The invention relates to a method for navigating, for example a surgical instrument or an endoscope, in the interior of the body using three-dimensionally visualized structures.
During surgical operations, an attempt is made, as a rule, to make as small a cut as possible through the skin of the patient. Said cut is often just big enough in order to be able to reach the anatomical structure to be treated in the interior of the body with surgical instruments. For this reason, it is difficult for the surgeon and often even impossible to survey optically those anatomical structures of the patient that are relevant to the operation. Even the position, for example, of surgical instruments relative to an anatomical object to be treated is often not visible to the surgeon. For this reason, methods of visualizing structures in the interior of the body for the purpose of navigating such instruments are increasingly gaining in importance.

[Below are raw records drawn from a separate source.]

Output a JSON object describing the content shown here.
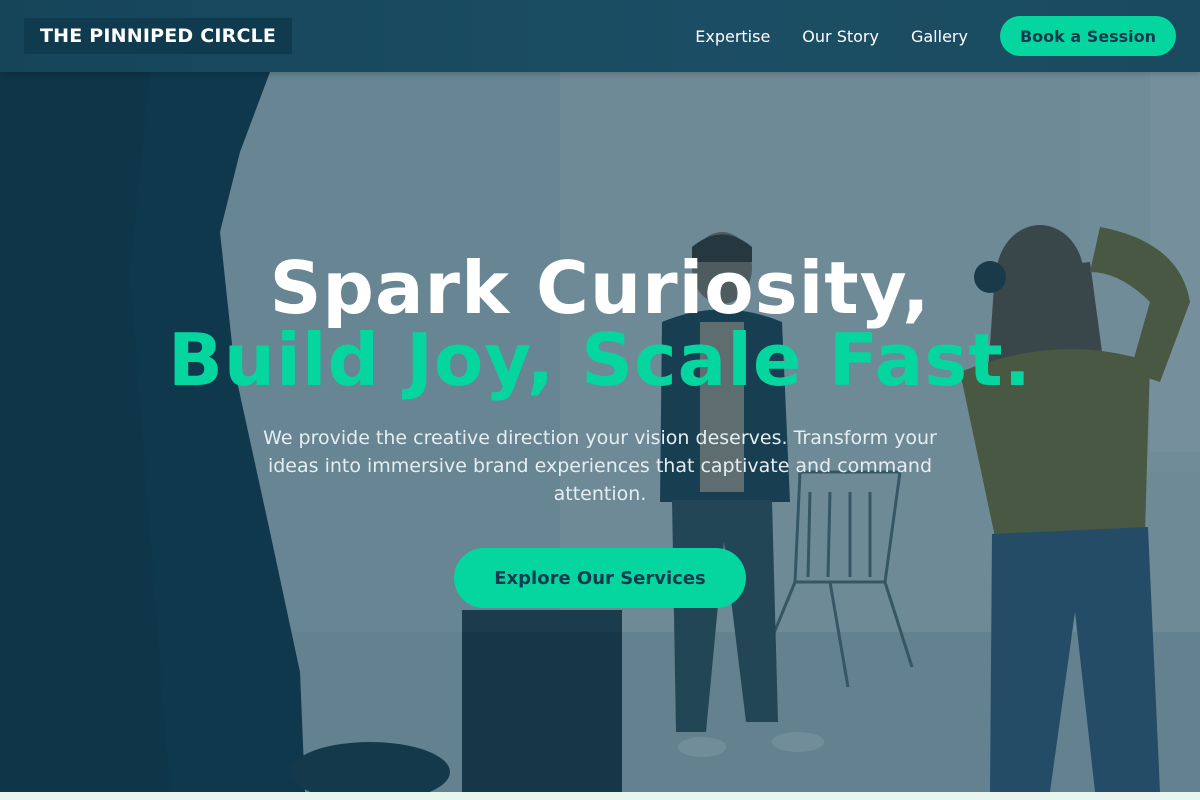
{
  "brand": {
    "name": "THE PINNIPED CIRCLE"
  },
  "nav": {
    "links": [
      "Expertise",
      "Our Story",
      "Gallery"
    ],
    "cta": "Book a Session"
  },
  "hero": {
    "headline_line1": "Spark Curiosity,",
    "headline_line2": "Build Joy, Scale Fast.",
    "subtitle": "We provide the creative direction your vision deserves. Transform your ideas into immersive brand experiences that captivate and command attention.",
    "cta": "Explore Our Services"
  },
  "colors": {
    "accent": "#05d6a0",
    "header_bg": "#1b4e64",
    "logo_bg": "#103b4f",
    "overlay": "#124258"
  }
}
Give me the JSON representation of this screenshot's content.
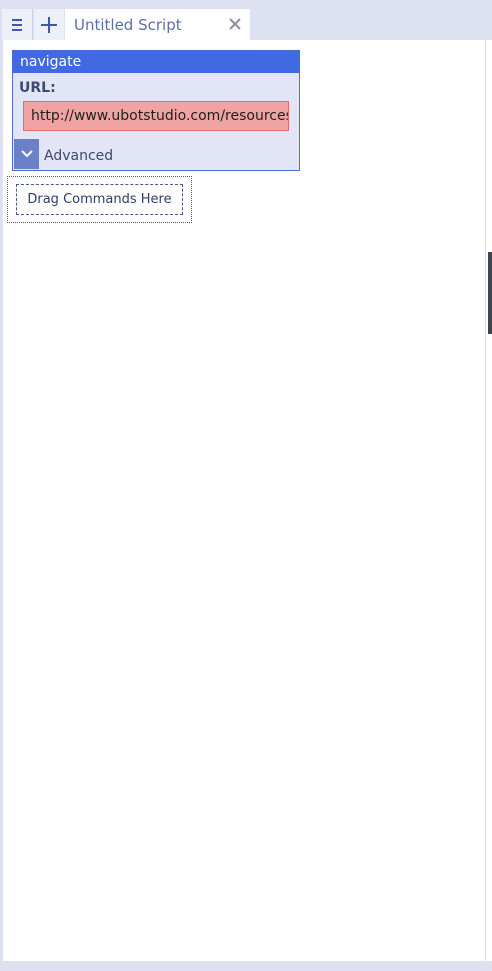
{
  "tabbar": {
    "menu_icon": "hamburger-icon",
    "add_icon": "plus-icon",
    "tab_title": "Untitled Script",
    "close_icon": "close-icon"
  },
  "command": {
    "name": "navigate",
    "field_label": "URL:",
    "url_value": "http://www.ubotstudio.com/resources",
    "advanced_icon": "chevron-down-icon",
    "advanced_label": "Advanced"
  },
  "dropzone": {
    "label": "Drag Commands Here"
  },
  "colors": {
    "accent": "#4169e1",
    "invalid_field": "#f0a3a3",
    "chrome": "#dde1f2"
  }
}
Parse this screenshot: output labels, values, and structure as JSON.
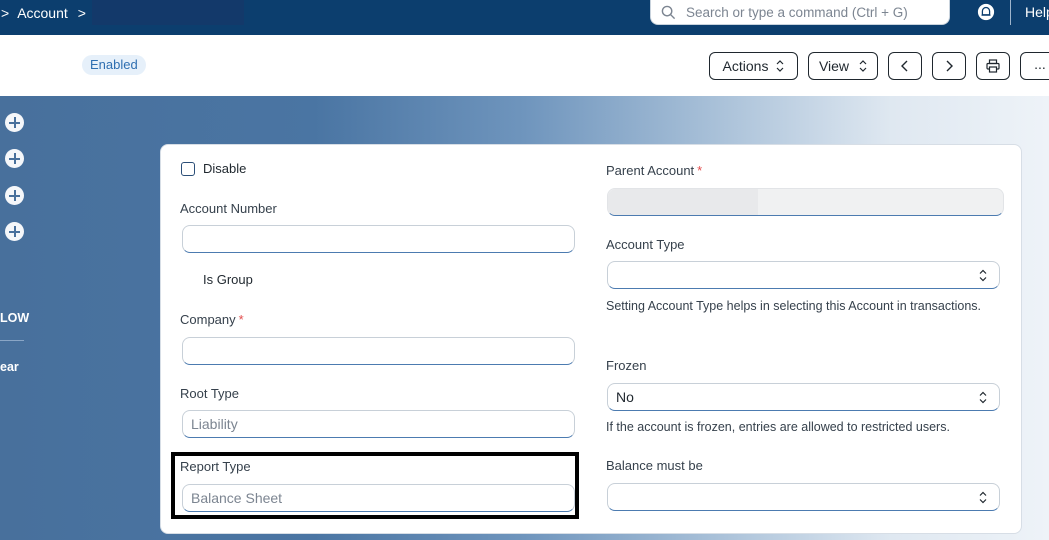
{
  "navbar": {
    "breadcrumb_arrow": ">",
    "breadcrumb_current": "Account",
    "breadcrumb_sep": ">",
    "search_placeholder": "Search or type a command (Ctrl + G)",
    "help_label": "Help"
  },
  "header": {
    "status_badge": "Enabled",
    "actions_label": "Actions",
    "view_label": "View",
    "prev_icon": "chevron-left-icon",
    "next_icon": "chevron-right-icon",
    "print_icon": "printer-icon",
    "more_label": "..."
  },
  "sidebar": {
    "add_icons": [
      "plus-circle-icon",
      "plus-circle-icon",
      "plus-circle-icon",
      "plus-circle-icon"
    ],
    "text_1": "LOW",
    "text_2": "ear"
  },
  "form": {
    "disable_label": "Disable",
    "disable_checked": false,
    "account_number_label": "Account Number",
    "account_number_value": "",
    "is_group_label": "Is Group",
    "company_label": "Company",
    "company_required": "*",
    "company_value": "",
    "root_type_label": "Root Type",
    "root_type_value": "Liability",
    "report_type_label": "Report Type",
    "report_type_value": "Balance Sheet",
    "parent_account_label": "Parent Account",
    "parent_account_required": "*",
    "parent_account_value": "",
    "account_type_label": "Account Type",
    "account_type_value": "",
    "account_type_help": "Setting Account Type helps in selecting this Account in transactions.",
    "frozen_label": "Frozen",
    "frozen_value": "No",
    "frozen_help": "If the account is frozen, entries are allowed to restricted users.",
    "balance_label": "Balance must be",
    "balance_value": ""
  },
  "colors": {
    "navbar": "#0c3e6e",
    "accent": "#2f6fb1",
    "required": "#e24c4c"
  }
}
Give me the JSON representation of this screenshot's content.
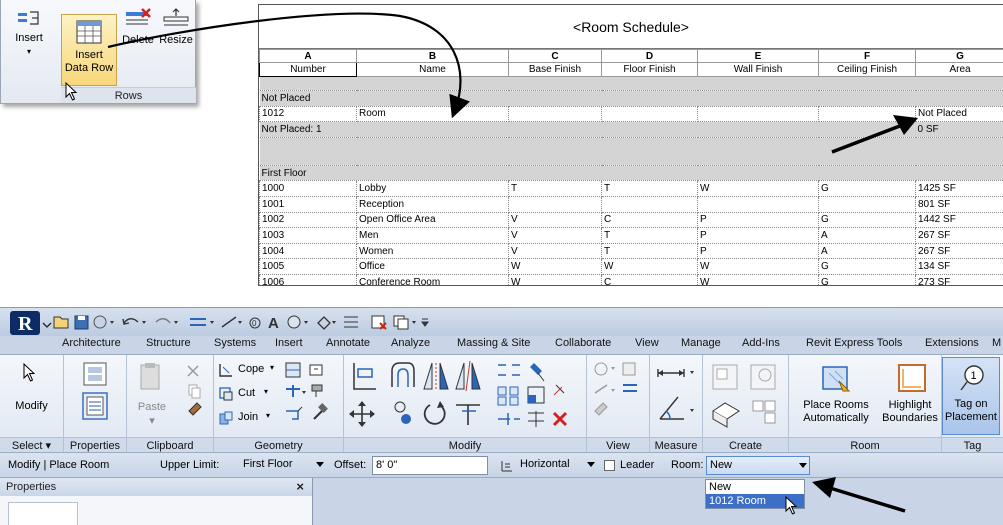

DE 198 07 884 A1 describes a method for navigating a surgical instrument in the interior of the body. In accordance with this method, a plurality of images are made from various positions and orientations by means of an imaging device and the relative positions and orientations of the images with respect to one another are determined. Then, with the aid of said images, the relative position of an anatomical target object with respect to the surgical instrument is intraoperatively determined and visualized. Both for the precise planning of an operation and for the optical monitoring of the course of the operation, two-dimensional images, such as X-ray images, are as a rule inadequate. There is therefore a requirement to use three-dimensional representations.
Such three-dimensional representations can be generated, for example, by means of computer tomography (CT). Because of the equipment factors and because of the high computational expenditure, CT methods are primarily used to obtain preoperative data. CT methods are therefore unsuitable for an intraoperative visualization, i.e. a visualization taking place during the operation. Furthermore, the high radiation exposure accompanying the CT methods is in many cases undesirable for the patient.
To avoid high radiation exposure, thought can be given to generating the three-dimensional representations needed to plan the operation and to monitor the course of the operation from two or more two-dimensional representations. Such a method is described, for example, in U.S. Pat. No. 4,899,318.